I didn’t set any global API rate limit to /free/ or /subscriber/

Here is the session object

    {
        "org_id": "adi",
        "allowance": 100,
        "rate": 100,
        "per": 5,
        "expires": 0,
        "quota_max": 100,
        "quota_renewal_rate": 60,
        "access_rights": {
            "free": {
                "api_name": "Free API",
                "api_id": "free",
                "limit": {
                    "rate": 0,
                    "per": 0
                }
            },
            "subscriber": {
                "api_name": "Subscriber API",
                "api_id": "subscriber",
                "limit": {
                    "rate": 5,
                    "per": 5
                }
            }
        }
    }

Expected Behavior:

If I access /subscriber/ more than 5 times in 5 seconds, I’ll get an error
If I access /free/ fewer than the remaining rate set in the key (100 per 5), I’ll be fine
If I access any API more than the rate set in the key (100 per 5), I’ll get an error

The Real Behavior:
Depending on which API I access first:

If I access /free/ first, then directly access /subscriber/ more than 5 times, I won’t get an error no matter how much I request
Wait for a certain time, then access /subscriber/ first until it hit the limit error. Now access /free/ endpoint more than 5 times, I’ll get an error.

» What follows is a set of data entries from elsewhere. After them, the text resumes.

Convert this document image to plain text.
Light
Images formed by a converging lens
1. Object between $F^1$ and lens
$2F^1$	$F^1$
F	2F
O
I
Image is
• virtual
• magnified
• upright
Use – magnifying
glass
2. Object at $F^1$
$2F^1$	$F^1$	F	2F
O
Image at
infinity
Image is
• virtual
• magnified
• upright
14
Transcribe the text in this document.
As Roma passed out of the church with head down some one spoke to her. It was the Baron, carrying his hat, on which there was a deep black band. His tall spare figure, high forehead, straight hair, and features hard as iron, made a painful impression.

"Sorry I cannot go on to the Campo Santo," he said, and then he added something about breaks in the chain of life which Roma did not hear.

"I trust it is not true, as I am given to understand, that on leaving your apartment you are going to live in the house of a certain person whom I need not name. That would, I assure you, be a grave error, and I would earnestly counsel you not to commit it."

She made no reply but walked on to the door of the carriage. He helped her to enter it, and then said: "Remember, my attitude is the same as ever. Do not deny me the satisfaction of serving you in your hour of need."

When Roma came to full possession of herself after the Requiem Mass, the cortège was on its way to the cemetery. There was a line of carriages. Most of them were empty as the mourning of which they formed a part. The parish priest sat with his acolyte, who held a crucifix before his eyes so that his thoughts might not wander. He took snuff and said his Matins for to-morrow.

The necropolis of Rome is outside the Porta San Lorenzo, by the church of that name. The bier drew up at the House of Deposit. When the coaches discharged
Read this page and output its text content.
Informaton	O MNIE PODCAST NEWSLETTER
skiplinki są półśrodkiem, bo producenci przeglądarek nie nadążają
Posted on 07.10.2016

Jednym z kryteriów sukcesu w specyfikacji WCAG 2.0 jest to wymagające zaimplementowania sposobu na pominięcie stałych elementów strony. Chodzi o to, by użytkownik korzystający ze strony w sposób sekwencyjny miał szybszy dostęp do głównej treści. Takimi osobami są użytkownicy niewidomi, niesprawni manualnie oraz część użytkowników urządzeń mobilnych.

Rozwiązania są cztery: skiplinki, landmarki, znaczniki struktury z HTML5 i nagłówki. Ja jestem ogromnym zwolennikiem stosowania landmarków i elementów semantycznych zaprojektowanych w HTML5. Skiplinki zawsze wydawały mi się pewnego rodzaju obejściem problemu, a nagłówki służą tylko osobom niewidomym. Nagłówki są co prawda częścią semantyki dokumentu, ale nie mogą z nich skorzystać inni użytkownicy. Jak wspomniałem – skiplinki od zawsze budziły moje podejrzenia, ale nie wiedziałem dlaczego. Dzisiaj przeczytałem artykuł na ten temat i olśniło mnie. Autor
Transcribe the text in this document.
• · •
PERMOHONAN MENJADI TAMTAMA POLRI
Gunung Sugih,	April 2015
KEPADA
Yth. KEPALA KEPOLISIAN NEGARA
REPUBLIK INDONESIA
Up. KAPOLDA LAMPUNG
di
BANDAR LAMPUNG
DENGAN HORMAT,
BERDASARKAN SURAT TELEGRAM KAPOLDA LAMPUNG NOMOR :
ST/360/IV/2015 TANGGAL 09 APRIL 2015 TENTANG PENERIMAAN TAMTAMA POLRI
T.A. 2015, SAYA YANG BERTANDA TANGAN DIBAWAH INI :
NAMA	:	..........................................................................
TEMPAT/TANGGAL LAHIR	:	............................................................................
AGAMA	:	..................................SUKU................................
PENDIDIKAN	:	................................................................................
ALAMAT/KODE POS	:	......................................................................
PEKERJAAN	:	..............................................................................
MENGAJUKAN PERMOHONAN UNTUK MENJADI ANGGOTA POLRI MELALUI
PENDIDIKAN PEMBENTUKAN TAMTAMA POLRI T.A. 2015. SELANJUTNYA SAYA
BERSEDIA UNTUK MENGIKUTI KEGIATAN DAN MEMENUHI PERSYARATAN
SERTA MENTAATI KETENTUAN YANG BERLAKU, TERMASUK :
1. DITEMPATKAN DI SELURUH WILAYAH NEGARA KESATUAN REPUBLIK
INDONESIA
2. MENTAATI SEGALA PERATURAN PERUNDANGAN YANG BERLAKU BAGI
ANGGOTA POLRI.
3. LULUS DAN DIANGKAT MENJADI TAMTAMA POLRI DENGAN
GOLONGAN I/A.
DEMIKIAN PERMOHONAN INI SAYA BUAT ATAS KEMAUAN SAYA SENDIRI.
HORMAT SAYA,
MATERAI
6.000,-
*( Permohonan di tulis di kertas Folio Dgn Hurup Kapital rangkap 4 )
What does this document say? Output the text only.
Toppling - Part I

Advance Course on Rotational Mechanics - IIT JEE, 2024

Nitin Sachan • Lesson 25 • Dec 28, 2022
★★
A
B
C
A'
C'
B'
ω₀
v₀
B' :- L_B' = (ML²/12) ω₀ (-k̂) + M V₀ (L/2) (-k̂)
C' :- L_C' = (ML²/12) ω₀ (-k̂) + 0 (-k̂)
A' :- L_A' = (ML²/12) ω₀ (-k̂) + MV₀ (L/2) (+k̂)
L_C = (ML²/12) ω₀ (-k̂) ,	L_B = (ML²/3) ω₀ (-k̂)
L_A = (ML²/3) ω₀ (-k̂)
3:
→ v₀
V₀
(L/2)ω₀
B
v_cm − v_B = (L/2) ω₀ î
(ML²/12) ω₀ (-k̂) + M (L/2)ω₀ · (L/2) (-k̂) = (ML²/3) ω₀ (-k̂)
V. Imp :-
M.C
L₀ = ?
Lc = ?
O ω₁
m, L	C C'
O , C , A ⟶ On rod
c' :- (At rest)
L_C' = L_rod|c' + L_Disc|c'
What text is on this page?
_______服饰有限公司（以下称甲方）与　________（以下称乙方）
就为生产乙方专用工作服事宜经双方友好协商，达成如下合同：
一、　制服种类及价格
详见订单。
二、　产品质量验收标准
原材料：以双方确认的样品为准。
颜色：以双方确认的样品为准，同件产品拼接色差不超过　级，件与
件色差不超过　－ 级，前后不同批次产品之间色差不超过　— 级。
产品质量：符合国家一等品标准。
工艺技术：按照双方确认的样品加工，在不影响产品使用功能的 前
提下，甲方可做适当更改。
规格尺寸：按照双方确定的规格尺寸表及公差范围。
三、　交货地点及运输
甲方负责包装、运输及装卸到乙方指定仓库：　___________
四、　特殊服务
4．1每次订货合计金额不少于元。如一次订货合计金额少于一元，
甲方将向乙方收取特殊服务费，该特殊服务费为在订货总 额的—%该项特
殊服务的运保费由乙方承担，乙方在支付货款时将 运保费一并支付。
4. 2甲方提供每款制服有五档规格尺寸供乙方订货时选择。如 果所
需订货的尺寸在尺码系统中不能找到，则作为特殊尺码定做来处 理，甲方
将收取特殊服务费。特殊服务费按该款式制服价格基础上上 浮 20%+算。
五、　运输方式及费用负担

Is this the expected behaviour??

Olu · August 19, 2021, 5:14pm

Could you let us know the version of the gateway you are running? We will confirm and get back to you

ghilman27 · August 20, 2021, 4:05am

I’m using tyk-gateway docker with tags v3.2.1

Olu · September 1, 2021, 5:46pm

Hi @ghilman27

The expected behavior:

A rate limit exceeded error would occur if you access /subscriber/ more than 5 times in 5 seconds
No limit whatsoever if you access /free/ more than (100 times per 5 secs)
Any other API apart from /free/ and /subscriber/ will be affected by a rate limit of 100 calls per 5 secs. However, no other APIs exist, so nothing happens.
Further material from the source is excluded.